The authorities already adduced in regard to the objects of annexation
illustrate the real objects of the Mexican War. Declarations have also been
made, upon the floor of Congress, which throw light upon it. Mr. Sims, of
South Carolina, has said that he had no doubt that every foot of territory
we shall permanently occupy, south of thirty-six degrees thirty minutes,
will be slave territory; and, in reply to his colleague, Mr. Burt, who
inquired whether this opinion was in consequence of the known determination
of the Southern people that their institutions shall be carried into that
country, if acquired, said, in words that furnish a key to the whole
project, It is founded on the known determination of the Southern people
that their institutions shall be carried there; it is founded in the laws of
God, written on the climate and soil of the country: nothing but slave labor
can cultivate, profitably, that region of country.

But it is not merely proposed to open new markets for slavery: it is also
designed to confirm and fortify the Slave Power. Here is a distinction
which should not fail to be borne in mind. Slavery is odious as an
institution, if viewed in the light of morals and Christianity. On this
account alone we should refrain from rendering it any voluntary support. But
it has been made the basis of a political combination, to which has not
inaptly been applied the designation of the Slave Power.

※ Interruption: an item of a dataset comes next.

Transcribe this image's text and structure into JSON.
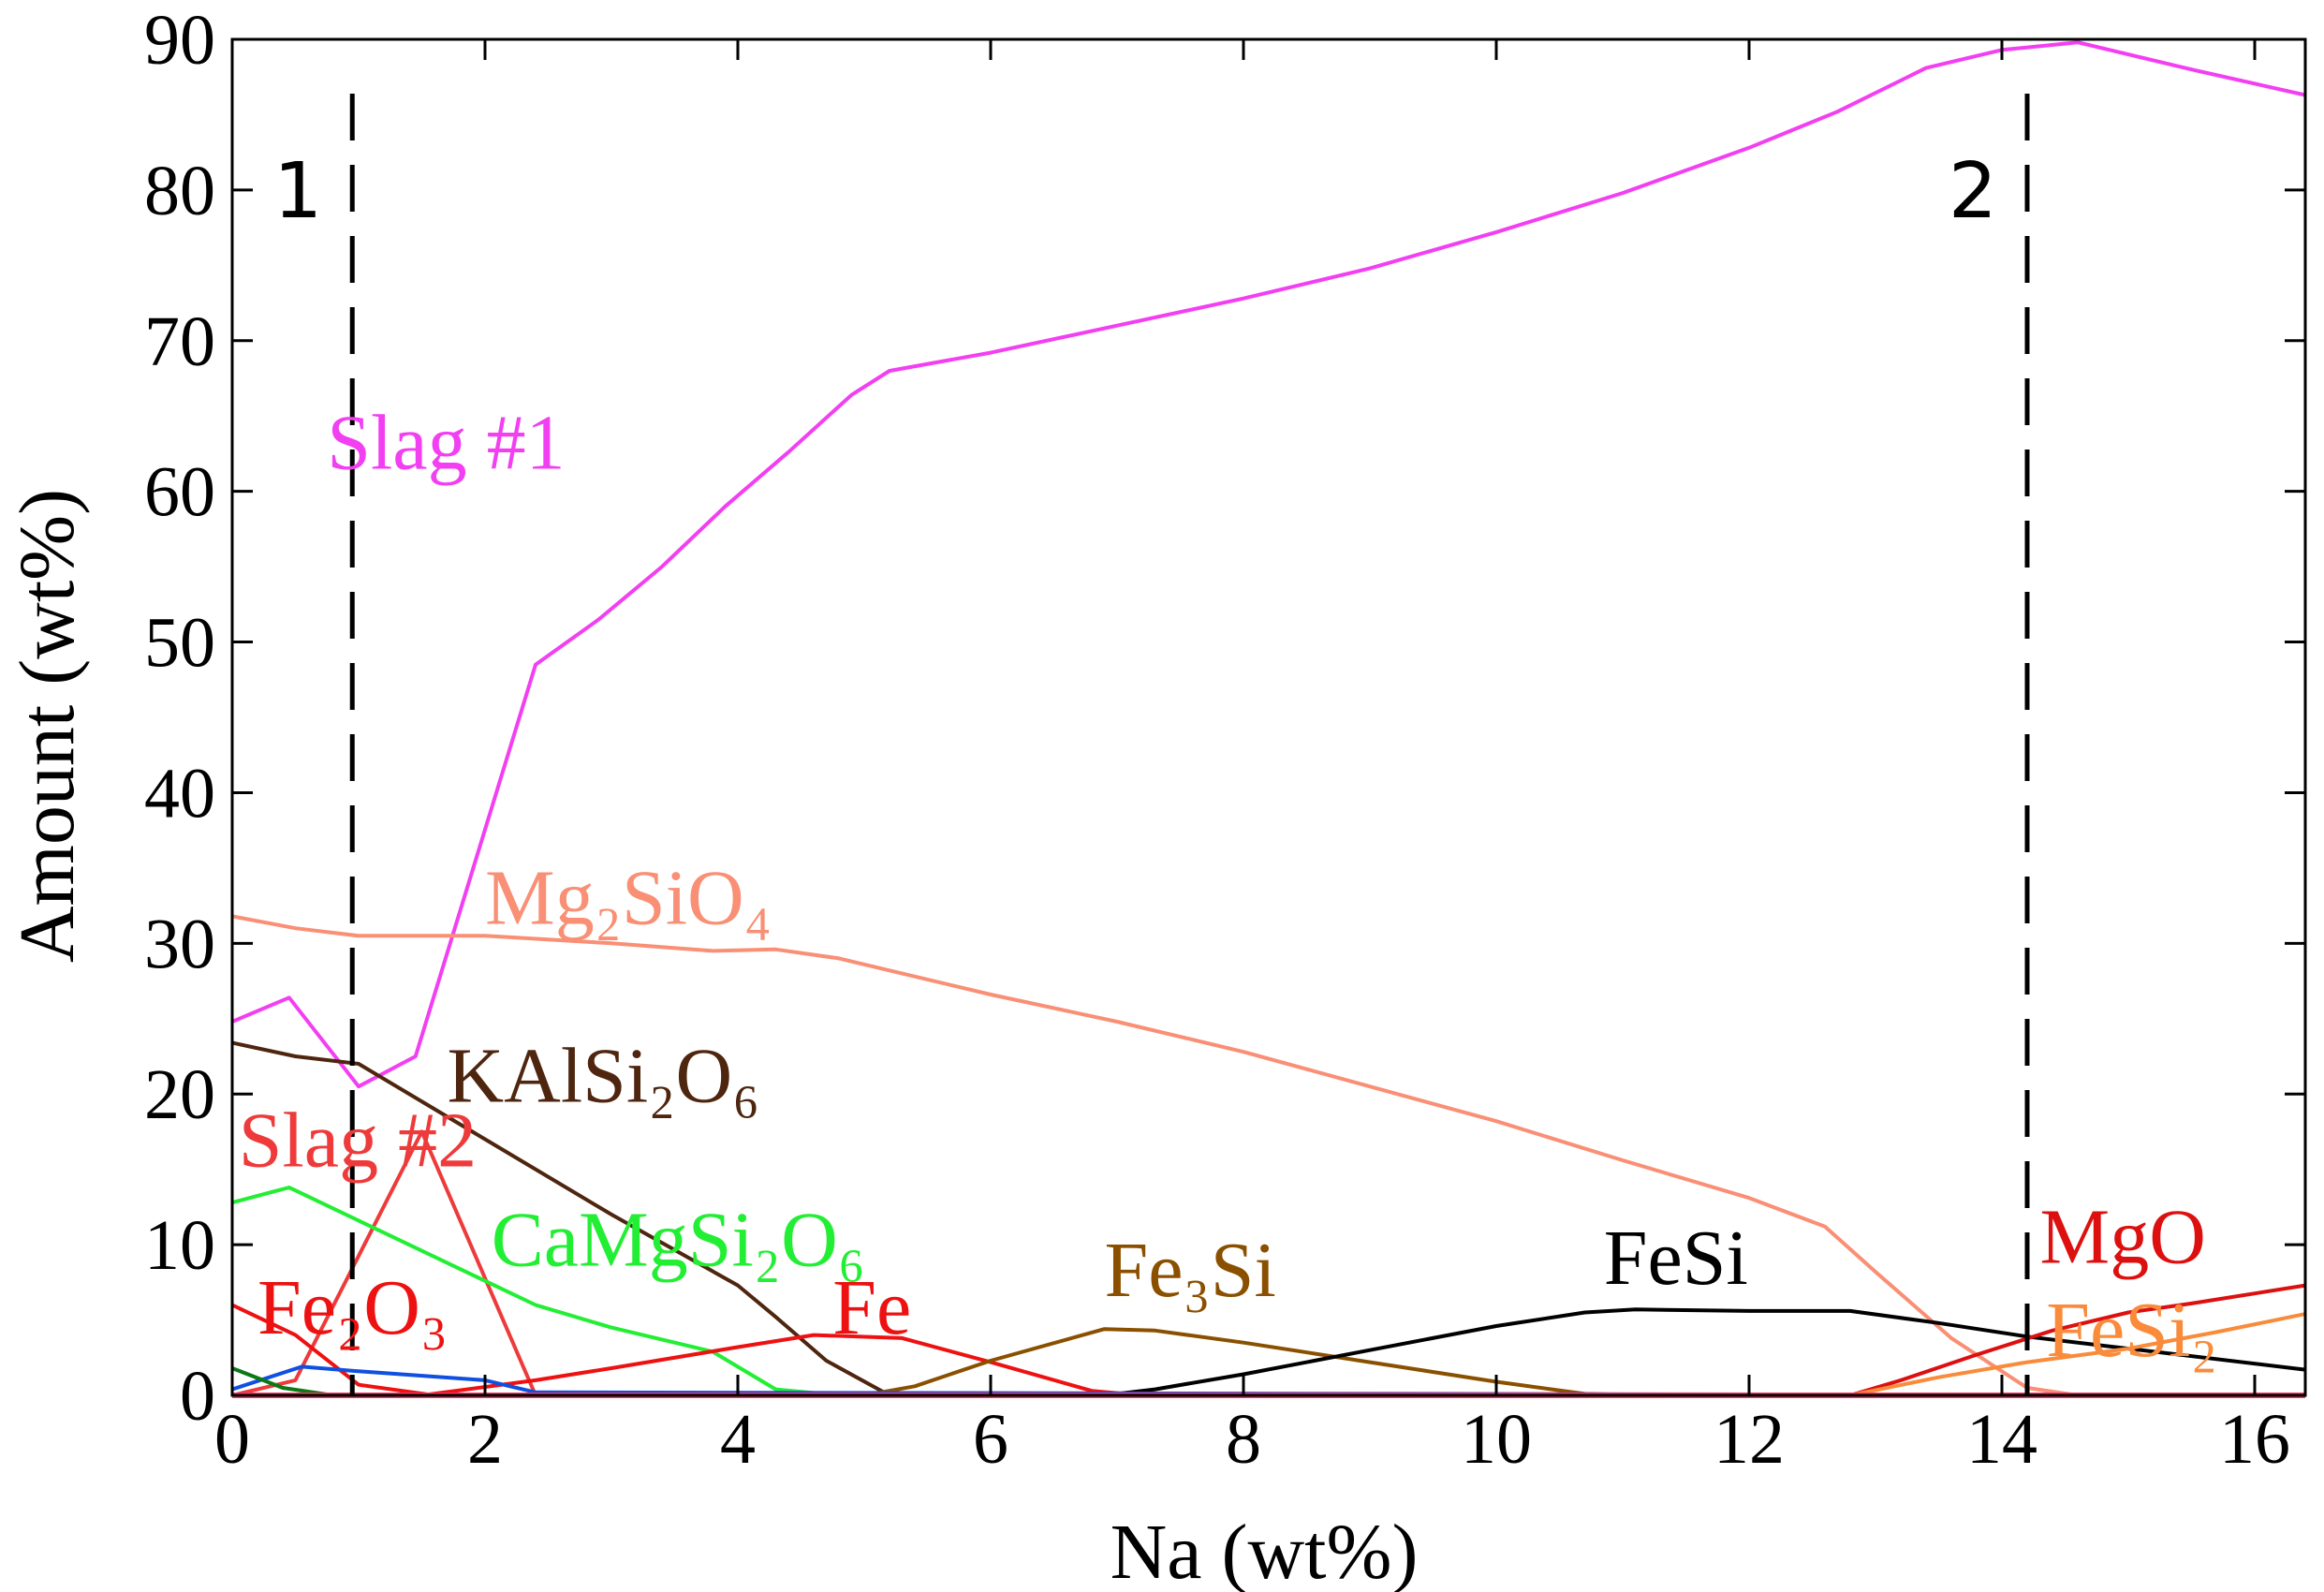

The slaveholders of the country - who are not supposed to exceed 200,000 or
at most 300,000 in numbers - by the spirit of union which animates them, by
the strong sense of a common interest, and by the audacity of their leaders,
have erected themselves into a new estate, as it were, under the
Constitution. Disregarding the sentiments of many of the great framers of
that instrument, who notoriously considered slavery as temporary, they
proclaim it a permanent institution; and, with a strange inconsistency, at
once press its title to a paramount influence in the general government,
while they deny the right of that government to interfere, in any way, with
its existence. According to them, it may never be restrained or abolished by
the general government, though it may be indefinitely extended.